1 7   A Ñ O S
1987 / 2004
Una violencia política


Por Pedro Lipcovich


Los accidentes de tránsito son un asunto político: uno de esos asuntos que no aparecen en la sección Política de los medios, que deben ser dilucidados de entre la información general y que por eso mismo, quizá, pueden arrojar alguna verdad en la cara de la política que se nombra como tal. En los últimos 17 años, la inseguridad vial se ha presentado en la escena pública con ritmo eventual y espasmódico, en unos ralos picos de serrucho. Pero los muertos por el tránsito, desde que este diario existe, ascienden, según datos oficiales, a 120.000 (ciento veinte mil) personas.
Un peatón y un automovilista confluyen en una bocacalle: ¿quién cederá el paso a quién? Según la norma oficial, tiene prioridad el peatón. Según la norma que de hecho rige, cruzará primero el automovilista. ¿Por qué?
¡Porque si no me atropella!, contesta el peatón. Entonces, la norma puede enunciarse como especie del siguiente género: el poderoso tiene derecho a imponer su voluntad por sobre la del más débil, y ambos aceptan este derecho como natural.
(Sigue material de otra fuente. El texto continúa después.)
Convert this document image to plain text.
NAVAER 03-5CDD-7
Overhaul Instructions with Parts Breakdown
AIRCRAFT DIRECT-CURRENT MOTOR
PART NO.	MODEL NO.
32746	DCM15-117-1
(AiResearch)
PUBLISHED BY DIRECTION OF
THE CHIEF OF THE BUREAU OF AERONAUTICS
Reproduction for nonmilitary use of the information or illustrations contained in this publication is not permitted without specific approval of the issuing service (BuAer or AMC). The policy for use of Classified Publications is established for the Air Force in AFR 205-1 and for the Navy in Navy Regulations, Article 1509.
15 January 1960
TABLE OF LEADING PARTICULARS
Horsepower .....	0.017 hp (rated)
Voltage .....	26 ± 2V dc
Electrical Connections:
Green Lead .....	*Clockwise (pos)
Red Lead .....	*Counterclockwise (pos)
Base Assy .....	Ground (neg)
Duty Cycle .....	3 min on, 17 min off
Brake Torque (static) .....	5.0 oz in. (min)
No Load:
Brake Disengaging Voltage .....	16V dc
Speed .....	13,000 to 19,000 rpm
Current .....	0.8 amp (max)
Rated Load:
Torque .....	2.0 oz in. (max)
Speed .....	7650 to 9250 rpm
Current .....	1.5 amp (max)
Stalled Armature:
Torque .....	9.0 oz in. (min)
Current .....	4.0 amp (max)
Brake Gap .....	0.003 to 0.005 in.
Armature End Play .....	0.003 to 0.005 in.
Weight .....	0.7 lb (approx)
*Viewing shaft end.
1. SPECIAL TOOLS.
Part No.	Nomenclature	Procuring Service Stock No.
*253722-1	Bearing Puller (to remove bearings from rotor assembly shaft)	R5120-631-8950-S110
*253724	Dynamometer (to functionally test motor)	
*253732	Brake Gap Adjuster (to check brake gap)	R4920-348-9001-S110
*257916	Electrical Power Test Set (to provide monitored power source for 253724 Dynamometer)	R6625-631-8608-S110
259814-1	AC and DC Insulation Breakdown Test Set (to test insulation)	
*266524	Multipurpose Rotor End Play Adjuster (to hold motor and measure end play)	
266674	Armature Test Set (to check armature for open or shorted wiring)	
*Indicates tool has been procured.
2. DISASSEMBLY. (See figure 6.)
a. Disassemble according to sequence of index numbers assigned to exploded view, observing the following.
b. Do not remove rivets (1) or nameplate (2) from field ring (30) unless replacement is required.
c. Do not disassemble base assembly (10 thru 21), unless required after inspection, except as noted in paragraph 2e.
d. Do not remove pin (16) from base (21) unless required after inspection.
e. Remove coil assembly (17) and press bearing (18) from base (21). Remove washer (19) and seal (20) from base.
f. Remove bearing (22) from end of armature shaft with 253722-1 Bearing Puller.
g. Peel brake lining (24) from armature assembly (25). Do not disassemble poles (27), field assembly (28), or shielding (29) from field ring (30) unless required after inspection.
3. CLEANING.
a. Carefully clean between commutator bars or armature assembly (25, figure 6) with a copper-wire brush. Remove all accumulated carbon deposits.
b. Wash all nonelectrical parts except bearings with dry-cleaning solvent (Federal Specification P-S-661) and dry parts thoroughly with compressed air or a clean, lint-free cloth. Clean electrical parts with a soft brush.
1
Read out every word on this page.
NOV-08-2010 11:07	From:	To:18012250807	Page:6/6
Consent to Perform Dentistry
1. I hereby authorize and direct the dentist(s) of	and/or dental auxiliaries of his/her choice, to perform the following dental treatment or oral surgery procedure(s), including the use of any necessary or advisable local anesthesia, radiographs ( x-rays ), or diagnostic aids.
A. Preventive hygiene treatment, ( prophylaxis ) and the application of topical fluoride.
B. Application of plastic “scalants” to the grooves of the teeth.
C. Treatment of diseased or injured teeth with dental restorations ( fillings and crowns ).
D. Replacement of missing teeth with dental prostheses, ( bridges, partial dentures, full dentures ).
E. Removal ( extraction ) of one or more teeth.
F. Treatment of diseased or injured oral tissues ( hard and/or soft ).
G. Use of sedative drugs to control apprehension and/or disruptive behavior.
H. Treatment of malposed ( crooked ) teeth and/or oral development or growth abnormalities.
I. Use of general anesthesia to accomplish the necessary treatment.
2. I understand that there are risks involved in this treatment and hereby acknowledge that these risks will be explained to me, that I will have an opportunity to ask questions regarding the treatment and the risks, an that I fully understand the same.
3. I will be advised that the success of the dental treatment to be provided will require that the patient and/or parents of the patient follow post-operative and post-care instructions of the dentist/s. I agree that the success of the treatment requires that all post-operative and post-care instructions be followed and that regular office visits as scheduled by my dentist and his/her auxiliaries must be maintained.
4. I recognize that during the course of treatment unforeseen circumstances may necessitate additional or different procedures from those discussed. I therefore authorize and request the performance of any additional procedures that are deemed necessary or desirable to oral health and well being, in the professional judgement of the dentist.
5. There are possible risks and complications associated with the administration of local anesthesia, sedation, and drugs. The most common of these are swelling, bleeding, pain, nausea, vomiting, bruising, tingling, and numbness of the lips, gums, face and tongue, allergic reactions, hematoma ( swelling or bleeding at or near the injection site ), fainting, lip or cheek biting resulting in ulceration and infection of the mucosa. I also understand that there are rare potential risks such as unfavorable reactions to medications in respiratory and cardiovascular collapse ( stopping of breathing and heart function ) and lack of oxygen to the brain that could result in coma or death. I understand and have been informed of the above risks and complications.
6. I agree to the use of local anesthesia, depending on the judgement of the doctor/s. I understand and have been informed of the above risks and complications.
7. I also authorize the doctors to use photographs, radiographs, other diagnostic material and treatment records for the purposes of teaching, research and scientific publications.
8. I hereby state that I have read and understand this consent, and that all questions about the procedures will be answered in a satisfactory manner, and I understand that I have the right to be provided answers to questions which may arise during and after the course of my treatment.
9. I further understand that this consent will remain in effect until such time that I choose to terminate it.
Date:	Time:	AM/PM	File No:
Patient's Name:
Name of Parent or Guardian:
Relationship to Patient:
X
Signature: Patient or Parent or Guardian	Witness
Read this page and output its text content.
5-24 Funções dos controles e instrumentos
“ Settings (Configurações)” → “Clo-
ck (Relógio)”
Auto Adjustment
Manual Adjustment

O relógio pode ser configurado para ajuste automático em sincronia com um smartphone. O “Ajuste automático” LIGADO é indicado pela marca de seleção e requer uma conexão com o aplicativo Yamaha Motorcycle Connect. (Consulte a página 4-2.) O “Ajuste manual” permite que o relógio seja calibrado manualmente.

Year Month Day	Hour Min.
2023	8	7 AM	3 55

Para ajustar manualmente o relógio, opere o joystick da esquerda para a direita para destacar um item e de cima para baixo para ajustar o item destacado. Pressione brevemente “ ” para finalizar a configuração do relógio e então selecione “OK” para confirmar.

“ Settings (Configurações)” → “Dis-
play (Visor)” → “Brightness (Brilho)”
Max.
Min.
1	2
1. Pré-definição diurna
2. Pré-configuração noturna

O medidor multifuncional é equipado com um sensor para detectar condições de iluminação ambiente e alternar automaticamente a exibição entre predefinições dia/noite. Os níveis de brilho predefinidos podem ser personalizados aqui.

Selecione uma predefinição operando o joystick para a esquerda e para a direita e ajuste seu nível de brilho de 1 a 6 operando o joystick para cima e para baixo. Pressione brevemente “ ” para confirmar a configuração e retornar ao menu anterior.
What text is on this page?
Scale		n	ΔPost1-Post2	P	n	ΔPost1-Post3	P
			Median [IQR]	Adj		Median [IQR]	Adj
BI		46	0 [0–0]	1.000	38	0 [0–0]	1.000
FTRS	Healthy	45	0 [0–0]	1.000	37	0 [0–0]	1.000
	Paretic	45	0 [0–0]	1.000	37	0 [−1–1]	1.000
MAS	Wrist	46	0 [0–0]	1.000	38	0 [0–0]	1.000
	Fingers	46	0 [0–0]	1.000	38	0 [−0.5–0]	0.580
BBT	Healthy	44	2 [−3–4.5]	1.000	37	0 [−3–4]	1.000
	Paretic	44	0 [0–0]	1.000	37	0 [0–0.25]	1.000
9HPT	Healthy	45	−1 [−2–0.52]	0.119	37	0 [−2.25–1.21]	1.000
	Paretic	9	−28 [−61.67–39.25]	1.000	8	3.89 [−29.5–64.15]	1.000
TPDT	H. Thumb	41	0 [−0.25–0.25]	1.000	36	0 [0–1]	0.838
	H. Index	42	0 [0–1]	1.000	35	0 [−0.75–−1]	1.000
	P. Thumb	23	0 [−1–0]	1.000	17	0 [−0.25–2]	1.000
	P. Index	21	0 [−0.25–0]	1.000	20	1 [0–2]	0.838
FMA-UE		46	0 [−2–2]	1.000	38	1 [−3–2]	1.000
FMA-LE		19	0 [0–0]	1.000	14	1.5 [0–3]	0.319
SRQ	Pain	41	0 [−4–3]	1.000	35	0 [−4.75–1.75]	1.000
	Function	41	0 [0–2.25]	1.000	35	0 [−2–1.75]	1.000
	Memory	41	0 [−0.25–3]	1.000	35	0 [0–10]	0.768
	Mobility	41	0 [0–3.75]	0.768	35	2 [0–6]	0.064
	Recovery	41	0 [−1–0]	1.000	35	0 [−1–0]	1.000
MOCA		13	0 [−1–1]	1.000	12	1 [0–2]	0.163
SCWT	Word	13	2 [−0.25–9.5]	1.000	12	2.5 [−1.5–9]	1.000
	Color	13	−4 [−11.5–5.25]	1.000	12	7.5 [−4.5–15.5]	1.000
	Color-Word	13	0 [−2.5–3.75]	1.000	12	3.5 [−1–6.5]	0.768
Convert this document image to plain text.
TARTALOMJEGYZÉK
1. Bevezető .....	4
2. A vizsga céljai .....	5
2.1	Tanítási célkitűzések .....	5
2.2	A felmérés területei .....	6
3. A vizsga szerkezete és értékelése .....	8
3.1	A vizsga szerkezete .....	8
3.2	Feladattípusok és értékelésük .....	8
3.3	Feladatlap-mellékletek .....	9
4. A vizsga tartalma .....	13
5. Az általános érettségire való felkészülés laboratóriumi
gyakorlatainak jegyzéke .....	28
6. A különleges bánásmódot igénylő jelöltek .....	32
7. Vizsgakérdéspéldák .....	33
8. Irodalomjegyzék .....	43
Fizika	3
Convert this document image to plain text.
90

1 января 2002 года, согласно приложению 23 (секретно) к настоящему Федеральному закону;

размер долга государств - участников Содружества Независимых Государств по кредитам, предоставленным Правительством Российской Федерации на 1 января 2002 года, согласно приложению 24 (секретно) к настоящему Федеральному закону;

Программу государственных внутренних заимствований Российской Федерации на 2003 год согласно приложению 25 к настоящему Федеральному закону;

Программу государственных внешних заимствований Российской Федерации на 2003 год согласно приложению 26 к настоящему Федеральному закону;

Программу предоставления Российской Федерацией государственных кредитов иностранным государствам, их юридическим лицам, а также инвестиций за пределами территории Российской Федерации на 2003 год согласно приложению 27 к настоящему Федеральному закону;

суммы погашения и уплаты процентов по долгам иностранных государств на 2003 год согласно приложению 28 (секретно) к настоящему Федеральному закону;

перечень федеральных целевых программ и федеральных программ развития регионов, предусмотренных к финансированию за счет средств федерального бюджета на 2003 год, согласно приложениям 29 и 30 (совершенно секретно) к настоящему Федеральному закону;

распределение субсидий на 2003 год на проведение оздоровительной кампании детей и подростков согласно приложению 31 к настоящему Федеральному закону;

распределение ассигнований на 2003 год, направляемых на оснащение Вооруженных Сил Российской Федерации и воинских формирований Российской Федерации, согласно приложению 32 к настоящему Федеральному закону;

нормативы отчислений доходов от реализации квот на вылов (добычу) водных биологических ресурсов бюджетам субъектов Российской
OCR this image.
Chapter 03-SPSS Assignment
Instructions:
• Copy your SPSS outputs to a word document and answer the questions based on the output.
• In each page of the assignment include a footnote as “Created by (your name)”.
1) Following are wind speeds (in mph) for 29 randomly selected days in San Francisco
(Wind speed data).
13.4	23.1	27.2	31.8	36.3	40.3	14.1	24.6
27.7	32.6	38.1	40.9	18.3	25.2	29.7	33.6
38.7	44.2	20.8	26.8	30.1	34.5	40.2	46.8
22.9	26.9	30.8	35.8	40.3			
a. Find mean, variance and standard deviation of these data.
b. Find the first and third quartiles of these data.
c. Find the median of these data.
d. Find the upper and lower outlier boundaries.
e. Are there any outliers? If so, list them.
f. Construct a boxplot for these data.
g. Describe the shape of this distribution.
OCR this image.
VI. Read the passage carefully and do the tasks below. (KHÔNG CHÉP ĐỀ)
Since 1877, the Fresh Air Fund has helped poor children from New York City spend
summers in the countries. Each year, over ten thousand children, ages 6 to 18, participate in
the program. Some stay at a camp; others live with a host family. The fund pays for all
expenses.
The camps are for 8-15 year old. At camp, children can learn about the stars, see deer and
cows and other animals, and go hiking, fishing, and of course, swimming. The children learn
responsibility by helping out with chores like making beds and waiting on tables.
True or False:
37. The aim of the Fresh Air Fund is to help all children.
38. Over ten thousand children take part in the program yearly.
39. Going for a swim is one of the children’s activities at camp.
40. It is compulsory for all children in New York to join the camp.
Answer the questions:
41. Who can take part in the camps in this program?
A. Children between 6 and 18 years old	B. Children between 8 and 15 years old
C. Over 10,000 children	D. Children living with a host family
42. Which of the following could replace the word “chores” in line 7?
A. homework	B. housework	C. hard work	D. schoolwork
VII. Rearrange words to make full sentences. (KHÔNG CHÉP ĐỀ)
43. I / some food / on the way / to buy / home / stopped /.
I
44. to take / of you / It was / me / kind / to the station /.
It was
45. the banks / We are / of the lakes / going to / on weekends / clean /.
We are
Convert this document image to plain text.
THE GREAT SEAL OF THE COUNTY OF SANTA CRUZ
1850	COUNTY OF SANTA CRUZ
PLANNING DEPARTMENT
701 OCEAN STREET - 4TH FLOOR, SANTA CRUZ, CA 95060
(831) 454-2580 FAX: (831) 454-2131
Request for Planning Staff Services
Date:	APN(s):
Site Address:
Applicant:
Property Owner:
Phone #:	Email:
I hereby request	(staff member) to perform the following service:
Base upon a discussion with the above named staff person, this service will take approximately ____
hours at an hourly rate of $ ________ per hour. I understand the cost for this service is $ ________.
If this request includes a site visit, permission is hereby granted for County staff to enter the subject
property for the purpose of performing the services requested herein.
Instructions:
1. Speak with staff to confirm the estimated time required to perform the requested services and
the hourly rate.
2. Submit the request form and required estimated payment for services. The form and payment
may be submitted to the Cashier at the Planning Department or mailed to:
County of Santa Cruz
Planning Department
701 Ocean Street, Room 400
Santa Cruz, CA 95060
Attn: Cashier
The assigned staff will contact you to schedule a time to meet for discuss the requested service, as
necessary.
No es exacto que en la Argentina se incumplan las normas viales. No es que haya una suerte de anomia o anarquía sino que existe, en rigor, una normativa precisa, que no es la que rige formalmente pero goza de aceptación social. Por ejemplo, según la normativa oficial, la luz amarilla del semáforo es señal de reducir la velocidad, precaverse y detenerse. La normativa que de hecho rige es diferente: a) cuando la luz amarilla es la que precede a la roja, el conductor la interpreta como señal de aumentar la velocidad y de cruzar sin precaución; b) cuando la amarilla precede a la verde, el conductor, detenido ante el semáforo, la interpreta también como señal de avanzar, aunque en este caso con alguna precaución, ya que por la transversal puede venir otro vehículo que, en obediencia a la norma a), cruzará a gran velocidad y sin precaverse.
Así, también la lectura socialmente normatizada de los semáforos resulta priorizar al que se presenta como más fuerte, en este caso por venir a mayor velocidad.
En cuanto al cinturón de seguridad, no es que meramente se incumpla la obligación de emplearlo: la norma que se aplica es no utilizarlo, ya que su uso vendría a contrariar la negación social del riesgo de accidentes, a su vez necesaria para sostener las normas anteriores.
El incumplimiento de estas normas de hecho tiene sanción social: el automovilista que ceda paso al peatón recibirá bocinazos impacientes de los que vienen atrás; el peatón que saque los pies del plato podrá ser atropellado.
La aplicación de las normas de tránsito validadas internacionalmente requiere un cuerpo policial especializado y no corrupto, cuya acción, a diferencia de la de otros cuerpos policiales, no prioriza la protección de las personas o bienes de las clases sociales relativamente elevadas. Esa policía no existe en la Argentina, y no hay ningún movimiento social consistente en favor de su instauración.
Es que la inseguridad vial sólo toma lugar en la opinión pública, y en los medios de comunicación, en los picos de serrucho de accidentes cuya configuración noticiosa los haga aptos para sostener la figura del “asesino al volante”, al cual se le aplicará una lógica de segregación. Segregación en la culpa atribuida, lo cual sostiene la creencia en que la causa de la inseguridad no es social sino individual. Segregación en el castigo exigido, la cárcel, lo cual sostiene la creencia en que el mal puede aislarse del cuerpo social. Encarcelado el “asesino”, se clausura la noticia, y todo el procedimiento periodístico-judicial habrá servido para sostener la normativa vial que rige de hecho.
Así, la inseguridad vial en la Argentina remite al vaciamiento de una legalidad que, relegada a lo formal, es suplantada por otra legalidad de hecho que sostiene privilegios de poder y que permanece invisible, naturalizada y sostenida en el tiempo mediante procedimientos de inculpación selectiva y segregación. Esta violencia, ¿no es política?